O ministro André Mendonça, do Supremo Tribunal Federal (STF), afirmou nesta quarta-feira (4) que o banqueiro Daniel Vorcaro, controlador do Banco Master, mantinha uma estrutura organizada para vigiar e intimidar pessoas consideradas contrárias aos interesses do grupo financeiro.

Vorcaro foi preso pela manhã durante a terceira fase da Operação Compliance Zero, em decisão que atendeu a pedido da Polícia Federal (PF). A ordem incluiu ainda a prisão preventiva de outros três investigados.

Segundo o ministro, as investigações apontam que o banqueiro mantinha interlocução próxima com dois ex-servidores do Banco Central do Brasil (BC), que atuariam como uma espécie de “empregado/consultor”, repassando informações privilegiadas. São citados o ex-diretor de Fiscalização Paulo Sérgio Neves de Souza e o ex-servidor Belline Santana.

A decisão marca a primeira medida de Mendonça no caso, após assumir a relatoria no lugar de Dias Toffoli. Em novembro, Toffoli havia determinado a prisão de Vorcaro, posteriormente substituída por monitoramento com tornozeleira eletrônica.

As apurações indicam que o caso pode configurar uma das maiores fraudes financeiras já registradas no país. O Fundo Garantidor de Créditos (FGC) estima que os ressarcimentos a clientes prejudicados possam ultrapassar R$ 50 bilhões.

O processo foi remetido ao STF após surgirem indícios de possível envolvimento de autoridades com foro privilegiado. Até o momento, contudo, não há investigados com prerrogativa de foro na Corte.

Estrutura de monitoramento e intimidação

Além de Vorcaro, Mendonça determinou a prisão de Fabiano Zettel, cunhado do banqueiro e apontado como responsável por pagamentos e cobranças do grupo.

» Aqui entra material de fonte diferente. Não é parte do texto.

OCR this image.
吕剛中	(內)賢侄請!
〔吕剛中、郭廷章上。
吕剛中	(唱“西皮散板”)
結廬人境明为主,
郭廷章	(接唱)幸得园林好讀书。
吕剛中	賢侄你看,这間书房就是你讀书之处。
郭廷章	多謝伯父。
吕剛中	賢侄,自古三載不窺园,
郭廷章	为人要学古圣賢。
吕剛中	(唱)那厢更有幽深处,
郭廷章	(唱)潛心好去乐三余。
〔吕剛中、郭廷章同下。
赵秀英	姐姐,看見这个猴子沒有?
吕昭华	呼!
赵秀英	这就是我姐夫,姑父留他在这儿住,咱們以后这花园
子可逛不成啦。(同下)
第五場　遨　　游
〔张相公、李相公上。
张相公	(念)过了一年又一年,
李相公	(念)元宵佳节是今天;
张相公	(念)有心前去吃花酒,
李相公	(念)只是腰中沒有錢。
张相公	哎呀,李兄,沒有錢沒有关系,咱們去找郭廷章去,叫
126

De acordo com a PF, ele efetuava repasses a um núcleo denominado “A Turma”, descrito como estrutura dedicada ao monitoramento e à intimidação de alvos.

Com base em relatórios policiais, o ministro afirmou que o grupo realizava coleta de informações de interesse dos investigados e praticava atos de coação contra concorrentes, ex-funcionários e jornalistas.

Também teve a prisão decretada Luiz Phillipi Machado de Moraes Mourão, identificado como responsável por executar atividades de obtenção de informações sigilosas, monitoramento e neutralização de situações consideradas sensíveis ao grupo. Segundo as investigações, ele receberia pagamentos mensais de R$ 1 milhão.

Integra ainda o rol de investigados o policial federal aposentado Marilson Roseno da Silva, suspeito de auxiliar na obtenção de dados sensíveis com base em sua experiência e contatos na carreira policial.

Jornalista teria sido alvo

Na decisão, Mendonça destacou o que chamou de “dinâmica violenta” do grupo, mencionando diálogos que indicariam intenção de intimidar um jornalista responsável por reportagens críticas ao banqueiro.

O colunista Lauro Jardim, do jornal O Globo, declarou nesta quarta-feira ser o alvo das conversas citadas na decisão judicial.

Para o ministro, os diálogos revelam indícios de tentativa de simular um assalto para agredir o profissional e intimidar a imprensa. “Permitir que permaneçam em liberdade significa manter em funcionamento uma organização criminosa que já produziu danos bilionários à sociedade”, escreveu Mendonça.

Crimes investigados e divergência com a PGR

A PF apura a prática de crimes contra o sistema financeiro nacional, corrupção ativa e passiva, organização criminosa, lavagem de dinheiro, violação de sigilo funcional, fraude processual e obstrução de Justiça.

A Procuradoria-Geral da República (PGR) manifestou-se contra as medidas cautelares solicitadas pela PF, alegando ausência de risco iminente que justificasse decisão urgente. Mendonça, por sua vez, afirmou haver risco concreto de interferência nas investigações, inclusive com possíveis acessos indevidos a sistemas sigilosos do Ministério Público e da própria PF.

A defesa dos citados não havia se manifestado até a última atualização desta reportagem. O espaço permanece aberto para posicionamentos.